UNMC/Nebraska Medicine results from NIH clinical trial show remdesivir accelerates recovery from advanced COVID-19
Hospitalized patients with advanced COVID-19 and lung involvement who received the antiviral drug remdesivir recovered faster than similar patients who received placebo, according to a preliminary data analysis from a randomized, controlled trial involving 1,063 patients, which began on Feb. 21. The trial, sponsored by the National Institute of Allergy and Infectious Diseases, part of…
Hospitalized patients with advanced COVID-19 and lung involvement who received the antiviral drug remdesivir recovered faster than similar patients who received placebo, according to a preliminary data analysis from a randomized, controlled trial involving 1,063 patients, which began on Feb. 21.
The trial, sponsored by the National Institute of Allergy and Infectious Diseases, part of the National Institutes of Health, is the first clinical trial launched in the United States to evaluate an experimental treatment for COVID-19.
The first trial participant was an American who was repatriated after being quarantined on the Diamond Princess cruise ship that docked in Yokohama, Japan, and volunteered to participate in the study at the first study site, the University of Nebraska Medical Center/Nebraska Medicine, in February 2020. A total of about 450 people across 68 sites ultimately joined the study—47 in the United States and 21 in countries in Europe and Asia.
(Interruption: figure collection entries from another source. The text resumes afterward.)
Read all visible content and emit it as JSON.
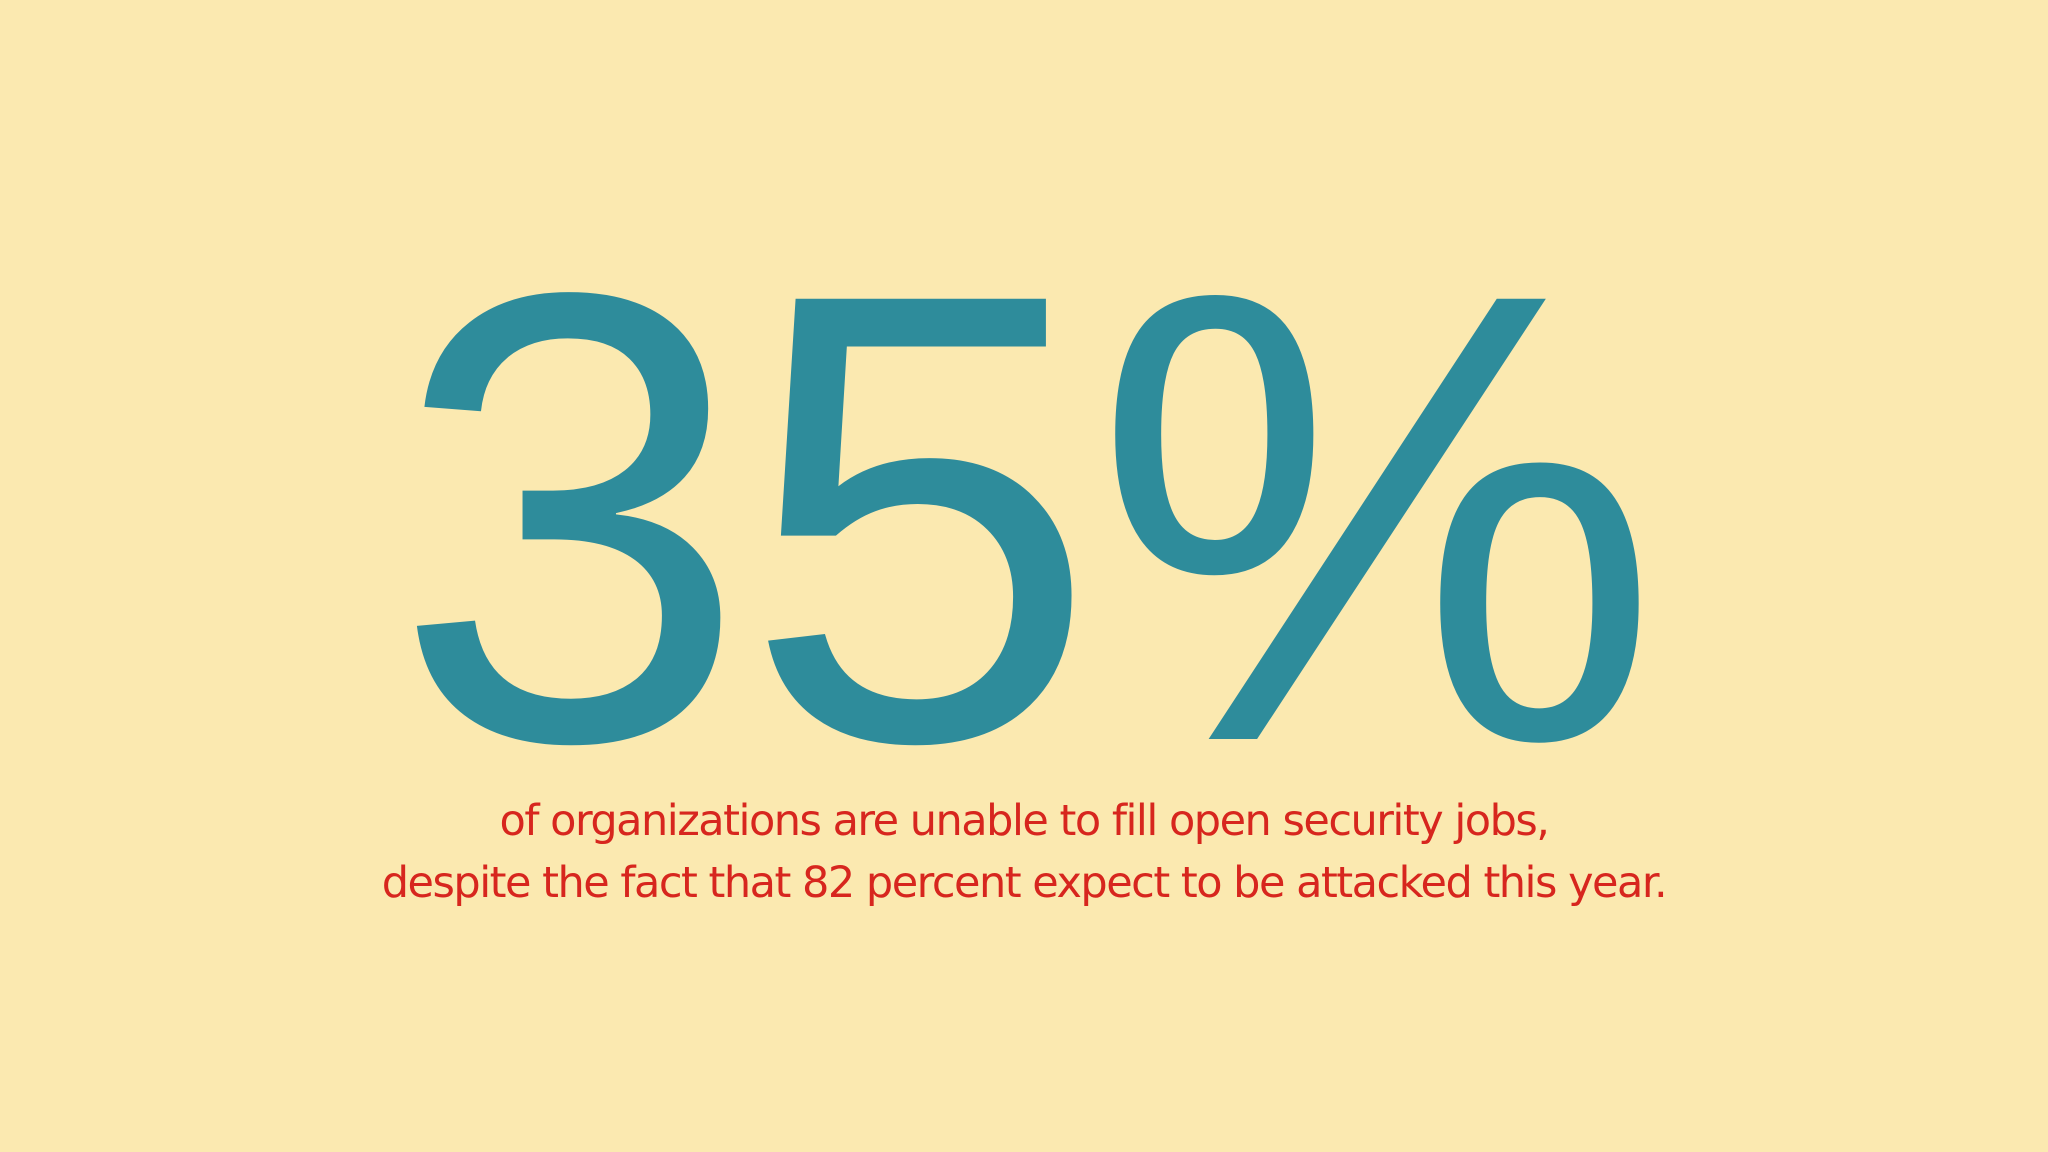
{
  "slide": {
    "statistic": "35%",
    "caption": [
      "of organizations are unable to fill open security jobs,",
      "despite the fact that 82 percent expect to be attacked this year."
    ]
  }
}
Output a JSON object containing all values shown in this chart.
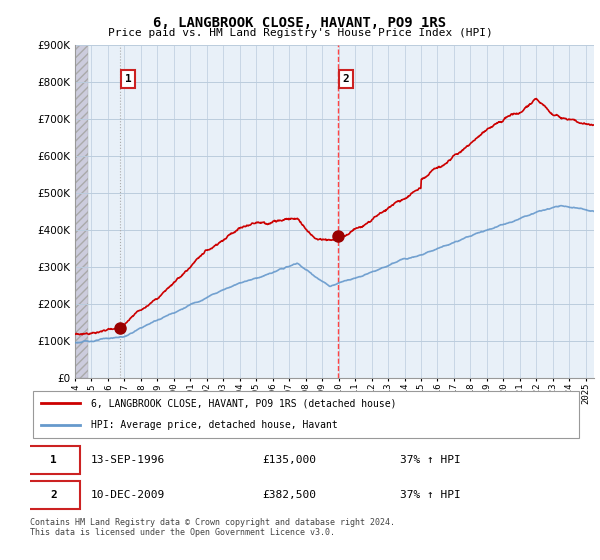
{
  "title": "6, LANGBROOK CLOSE, HAVANT, PO9 1RS",
  "subtitle": "Price paid vs. HM Land Registry's House Price Index (HPI)",
  "ylim": [
    0,
    900000
  ],
  "yticks": [
    0,
    100000,
    200000,
    300000,
    400000,
    500000,
    600000,
    700000,
    800000,
    900000
  ],
  "xlim_start": 1994.0,
  "xlim_end": 2025.5,
  "sale1_date": 1996.71,
  "sale1_price": 135000,
  "sale1_label": "1",
  "sale2_date": 2009.95,
  "sale2_price": 382500,
  "sale2_label": "2",
  "hpi_line_color": "#6699CC",
  "price_line_color": "#CC0000",
  "sale_marker_color": "#990000",
  "vline1_color": "#FF9999",
  "vline2_color": "#FF4444",
  "legend_label1": "6, LANGBROOK CLOSE, HAVANT, PO9 1RS (detached house)",
  "legend_label2": "HPI: Average price, detached house, Havant",
  "annotation1_date": "13-SEP-1996",
  "annotation1_price": "£135,000",
  "annotation1_hpi": "37% ↑ HPI",
  "annotation2_date": "10-DEC-2009",
  "annotation2_price": "£382,500",
  "annotation2_hpi": "37% ↑ HPI",
  "footnote": "Contains HM Land Registry data © Crown copyright and database right 2024.\nThis data is licensed under the Open Government Licence v3.0.",
  "hatch_bg_color": "#DDEEFF",
  "plain_bg_color": "#E8F0F8",
  "grid_color": "#BBCCDD"
}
Andre Kalil, M.D., a physician and researcher at UNMC and its hospital partner, Nebraska Medicine, has been leading the trial at UNMC.
“My colleagues and I are pleased to be part of this study which is showing good preliminary results,” said Dr. Kalil, a professor of infectious diseases in the UNMC Department of Internal Medicine. “We all are working diligently and swiftly to do the science in the appropriate way to help in this pandemic. It also gives us hope that soon this drug may be used widely.”
In its National Quarantine Unit in Omaha, UNMC/Nebraska Medicine housed 13 people who were repatriated Feb. 17 by the U.S. State Department from the Diamond Princess cruise ship. Eleven of the 13 tested positive for COVID-19 and were monitored and have since been released. Nebraska Medicine also monitored and/or treated other hospitalized patients in the community.
Preliminary results indicate that patients who received remdesivir had a 31% faster time to recovery than those who received placebo (p<0.001). Specifically, the median time to recovery was 11 days for patients treated with remdesivir compared with 15 days for those who received placebo. Results also suggested a survival benefit, with a mortality rate of 8.0% for the group receiving remdesivir versus 11.6% for the placebo group (p=0.059). Recovery in this study was defined as being well enough for hospital discharge or returning to normal activity level.
While the remdesivir results are promising, Dr. Anthony Fauci said states “can’t just leap over things” and reopening too soon is a bad idea. Premature relaxing of social distancing measures could cause a significant rebound in infections and death and further delay economic recovery.
Neb. Governor Pete Ricketts is intent on relaxing social distancing guidelines starting May 4. Iowa Governor Kim Reynolds announced that Iowa would reopen tomorrow, two days after Iowa reported its highest number of COVID-19 deaths in a day so far.
More detailed information about the trial results, including more comprehensive data, will be available in a forthcoming report, according to a UNMC/Nebraska Medicine press release.